Pasados ciertos años, cuando John Cheever ha conseguido la categoría de clásico, parece que su obra vuelve a estar en candelero, con ese reflujo propio de los tiempos que corren. Es probable que cuando un autor comienza de nuevo a ser editado, a ser «redescubierto», planea en esa suerte de resurrección la sombra del malentendido. Creo que, en el caso de Cheever, la cosa tiene que ver más con cierta actualización, entendido el término en el sentido de normalización de tabúes en activo desde anteayer mismo, como la bisexualidad, amén de la fascinación que siempre ha ejercido la autodestrucción, que a la calidad de sus relatos, que pertenecen ya al canon del género. Y esa fascinación tiene que ver mucho con el modo en que Cheever se mantuvo en el filo de la navaja, al igual que muchos de los personajes de sus relatos y, desde luego, de Coverly Wapshot, el torturado personaje de sus novelas dedicadas a la saga familiar y trasunto del propio Cheever, con su velada bisexualidad y su vocación al fracaso, y su no confesada melancolía…, y su tendencia a admirar el paisaje de su niñez, y ello de tal modo que bien podemos afirmar que hay páginas en los escritos de Cheever que se encuentran entre los más bellos dedicados a los paisajes de su Massachusetts natal.

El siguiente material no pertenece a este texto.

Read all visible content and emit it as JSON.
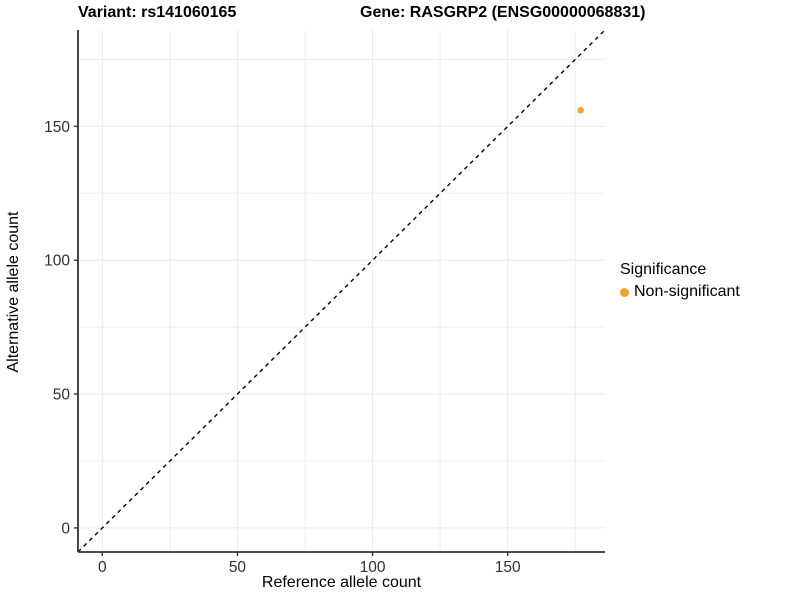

Resta su literatura, que resiste estupendamente los avatares de la moda. Ahí están magníficos relatos, tales «Las amarguras de la ginebra»; «La bella lingua»; «Una mujer sin país»; «¡Adiós, juventud! ¡Adiós, belleza!»; «Manel, Manel, Tekel, Urphasin», y el maravilloso «Miscelánea de personajes que no aparecerán», relato que trata de los personajes que nunca hay que meter en un relato, por ejemplo, «La atractiva muchacha del partido de rugby entre Princeton y Dartmouth» como primer apartado y, como cosa significativa, el apartado 6, «Y ya que hablamos de esto, fuera también todos esos homosexuales que han ocupado un lugar dominante en la narrativa más reciente», donde nos apercibimos de la amargura que ese deseo ocupaba en su conformación espiritual. Entendemos mejor, así, esos modos sutiles con que Cheever diseccionó a la clase media-alta de su tiempo de juventud. En cierta manera, participaba de sus fantasmagorías y prejuicios, de sus contradicciones asimismo: repasemos relatos como «El nadador» y entenderemos la fascinación que aún hoy produce. En cierto sentido, todos parecemos compartir esas remotas fantasmagorías de la clase media-alta. Es el cielo y purgatorio de nuestra época.